This supplication having safely and properly arrived and been delivered there, could nevertheless obtain nothing in this direction, save only an unfriendly and irritating reply; which was drawn up by them on the 18th of June, of the same year, and sent to the good magistrates of Amsterdam, and consequently also to the Anabaptists there, accompanied by three of their previously emitted manifestoes of the year 1639, wherein, as we have noticed for said year, nothing but reproach and contumely (though without cause) was heaped upon said persecuted people.
We could here adduce this letter of the Zurich lords, as we have a correct copy of it; but as it contains nothing but unkindness and acrimony, without the least justice or information, and the following work sufficiently declares from what spirit it proceeded, we deem it unnecessary and unworthy, to accord it a place here; without, however, despising said lords, since we are commanded to love even our enemies, and to pray for them that persecute us.

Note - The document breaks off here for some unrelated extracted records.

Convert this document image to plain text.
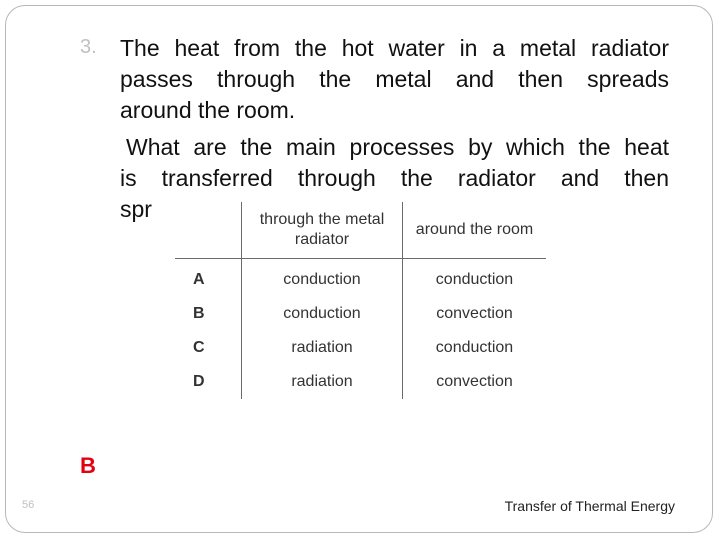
3. The heat from the hot water in a metal radiator
passes through the metal and then spreads
around the room.
What are the main processes by which the heat
is transferred through the radiator and then
spr
		through the metal radiator	around the room
A	conduction	conduction
B	conduction	convection
C	radiation	conduction
D	radiation	convection
B
56	Transfer of Thermal Energy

Matt. 5:44.
FELIX LANDIS, WITH HIS WIFE ADELHEID EGLI, ABOUT A. D. 1642.
Felix Landis (the son of Hans Landis, who, A. D. 1614, was beheaded at Zurich) was a pious and godfearing brother of the church in Horgerberg. He was apprehended, and imprisoned in Othenbach, in which place he was treated most unmercifully; for he was not given anything to eat for many days, so that even some criminals that were confined near him in another place, took pity on him, and with difficulty, managed to get some food to him, through an opening between them. But when the door-keeper perceived this, he was put into another prison. Finally, however, they gave him some food; but he was so impaired in his body (through shrinking of his bowels, as it seems, on account of having suffered hunger so long), that he could not bear food any more, but prepared himself for death.
Yet in his greatest distress he was carried to church, during the sermon, where he, O dreadful inhumanity! was thrown under a bench; but he soon after gave up the ghost, which he had commended into the hands of God.

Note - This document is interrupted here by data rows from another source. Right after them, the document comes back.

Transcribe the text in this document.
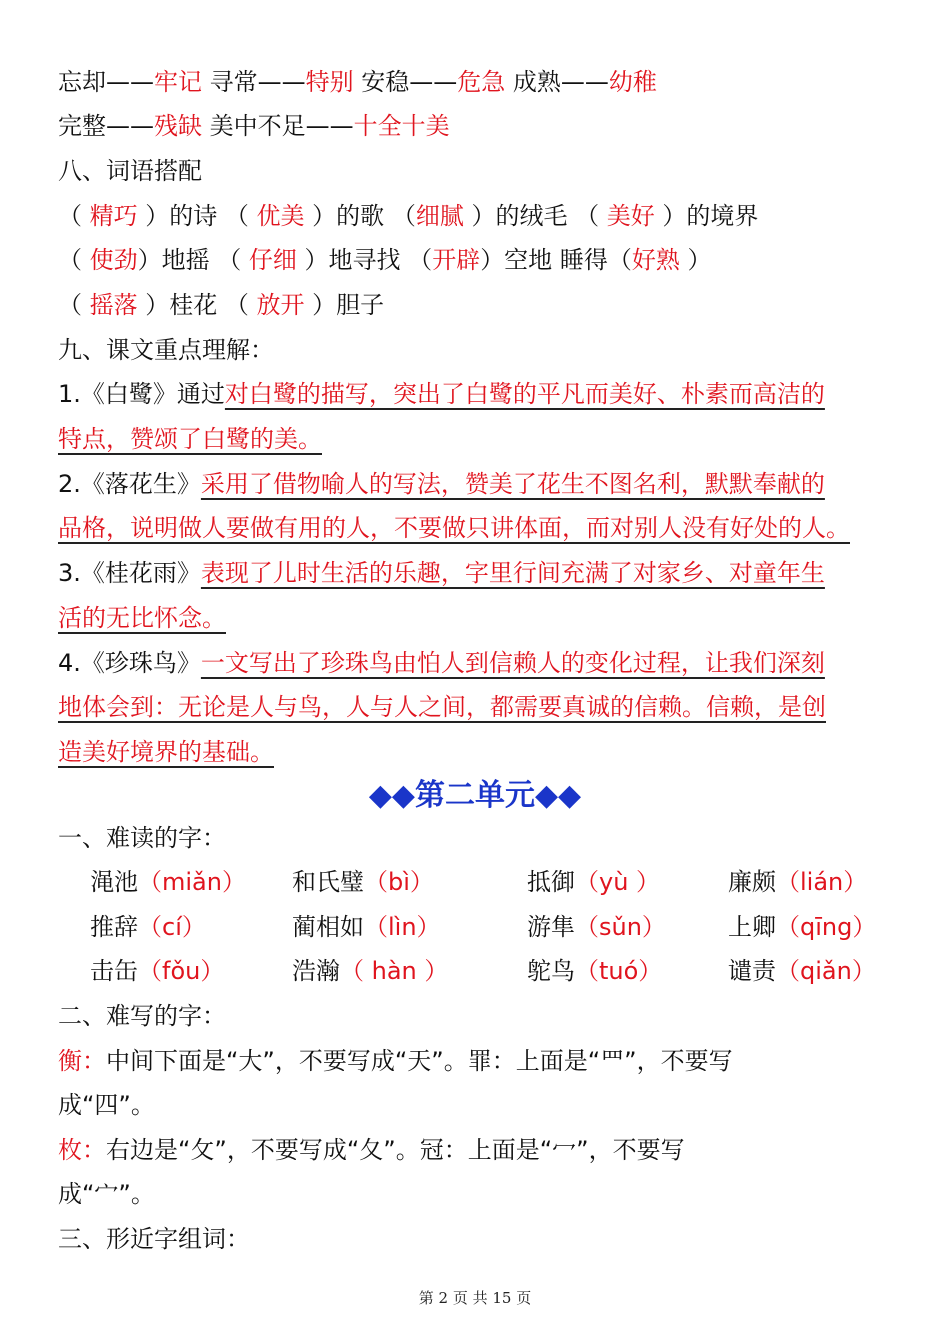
忘却——牢记 寻常——特别 安稳——危急 成熟——幼稚
完整——残缺 美中不足——十全十美
八、词语搭配
（ 精巧 ）的诗 （ 优美 ）的歌 （细腻 ）的绒毛 （ 美好 ）的境界
（ 使劲）地摇 （ 仔细 ）地寻找 （开辟）空地 睡得（好熟 ）
（ 摇落 ）桂花 （ 放开 ）胆子
九、课文重点理解：
1.《白鹭》通过对白鹭的描写，突出了白鹭的平凡而美好、朴素而高洁的
特点，赞颂了白鹭的美。
2.《落花生》采用了借物喻人的写法，赞美了花生不图名利，默默奉献的
品格，说明做人要做有用的人，不要做只讲体面，而对别人没有好处的人。
3.《桂花雨》表现了儿时生活的乐趣，字里行间充满了对家乡、对童年生
活的无比怀念。
4.《珍珠鸟》一文写出了珍珠鸟由怕人到信赖人的变化过程，让我们深刻
地体会到：无论是人与鸟，人与人之间，都需要真诚的信赖。信赖，是创
造美好境界的基础。
◆◆第二单元◆◆
一、难读的字：
渑池（miǎn） 和氏璧（bì）	抵御（yù ）	廉颇（lián）
推辞（cí）	蔺相如（lìn）	游隼（sǔn）	上卿（qīng）
击缶（fǒu）	浩瀚（ hàn ）	鸵鸟（tuó）	谴责（qiǎn）
二、难写的字：
衡：中间下面是“大”，不要写成“天”。罪：上面是“罒”，不要写
成“四”。
枚：右边是“攵”，不要写成“夂”。冠：上面是“冖”，不要写
成“宀”。
三、形近字组词：
第 2 页 共 15 页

His wife Adelheid Egli, who was also imprisoned in Othenbach, was kept there almost four years.
In that time she was treated not only unmercifully, but also shamefully; they threw her into many a stinking corner, stripped her twice in her bonds, and for a time took away her clothes from her every night; however, she afterwards, with a good conscience, escaped from her bonds.

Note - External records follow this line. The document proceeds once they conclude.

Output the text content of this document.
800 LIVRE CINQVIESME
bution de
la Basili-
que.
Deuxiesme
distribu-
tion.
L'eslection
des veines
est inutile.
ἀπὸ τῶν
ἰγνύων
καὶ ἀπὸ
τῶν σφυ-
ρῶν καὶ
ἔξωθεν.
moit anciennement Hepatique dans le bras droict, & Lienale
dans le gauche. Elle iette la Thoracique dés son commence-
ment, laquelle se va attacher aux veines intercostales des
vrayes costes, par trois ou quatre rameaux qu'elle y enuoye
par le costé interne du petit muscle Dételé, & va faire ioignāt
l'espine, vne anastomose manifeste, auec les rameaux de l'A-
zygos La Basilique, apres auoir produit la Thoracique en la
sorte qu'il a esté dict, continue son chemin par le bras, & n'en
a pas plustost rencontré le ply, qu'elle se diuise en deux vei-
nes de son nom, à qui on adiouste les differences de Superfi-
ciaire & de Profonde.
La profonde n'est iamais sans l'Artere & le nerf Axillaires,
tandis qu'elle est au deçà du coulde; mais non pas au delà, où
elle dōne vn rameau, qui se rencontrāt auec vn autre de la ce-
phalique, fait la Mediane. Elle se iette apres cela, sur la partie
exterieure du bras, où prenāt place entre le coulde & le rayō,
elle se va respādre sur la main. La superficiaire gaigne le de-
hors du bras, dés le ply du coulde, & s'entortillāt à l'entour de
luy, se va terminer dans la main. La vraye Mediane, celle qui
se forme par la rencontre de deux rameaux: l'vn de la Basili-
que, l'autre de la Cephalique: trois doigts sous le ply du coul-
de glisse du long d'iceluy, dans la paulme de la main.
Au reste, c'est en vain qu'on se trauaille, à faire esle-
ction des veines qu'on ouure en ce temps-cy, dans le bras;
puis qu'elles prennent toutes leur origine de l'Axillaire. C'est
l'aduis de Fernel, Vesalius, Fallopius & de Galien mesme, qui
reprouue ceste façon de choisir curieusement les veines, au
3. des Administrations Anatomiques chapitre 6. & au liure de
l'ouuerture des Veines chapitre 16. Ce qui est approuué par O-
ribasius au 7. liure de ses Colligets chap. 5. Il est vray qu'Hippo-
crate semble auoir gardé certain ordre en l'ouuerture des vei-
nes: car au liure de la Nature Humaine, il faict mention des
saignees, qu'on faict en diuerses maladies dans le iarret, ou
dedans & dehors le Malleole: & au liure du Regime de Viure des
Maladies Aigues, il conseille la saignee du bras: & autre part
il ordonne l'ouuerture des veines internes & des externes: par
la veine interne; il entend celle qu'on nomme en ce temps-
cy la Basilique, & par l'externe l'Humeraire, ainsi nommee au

But in the meantime the authorities had broken up their family, put out the children among strangers, and then sold house and furniture, realizing from it 5000 guilders, all of which they kept for themselves.
However the cast out and forsaken ones comforted themselves herein according to the words of the apostle: “Ye took joyfully the spoiling of your goods, knowing in yourselves that ye have in heaven a better and enduring substance.” Hebrews 10:34. Compare Jer. Mang., Tract of the year 1645, fol. 13, A. B., with M. Meyli, Tract, dated 1658, fol. 7, num. 8.
Note.—The time of the imprisonment and death of this martyr, and of the following ones, which we have fixed about the year 1642 and 1643, is not really expressed in the Swiss manuscript, but is inferred from the circumstances.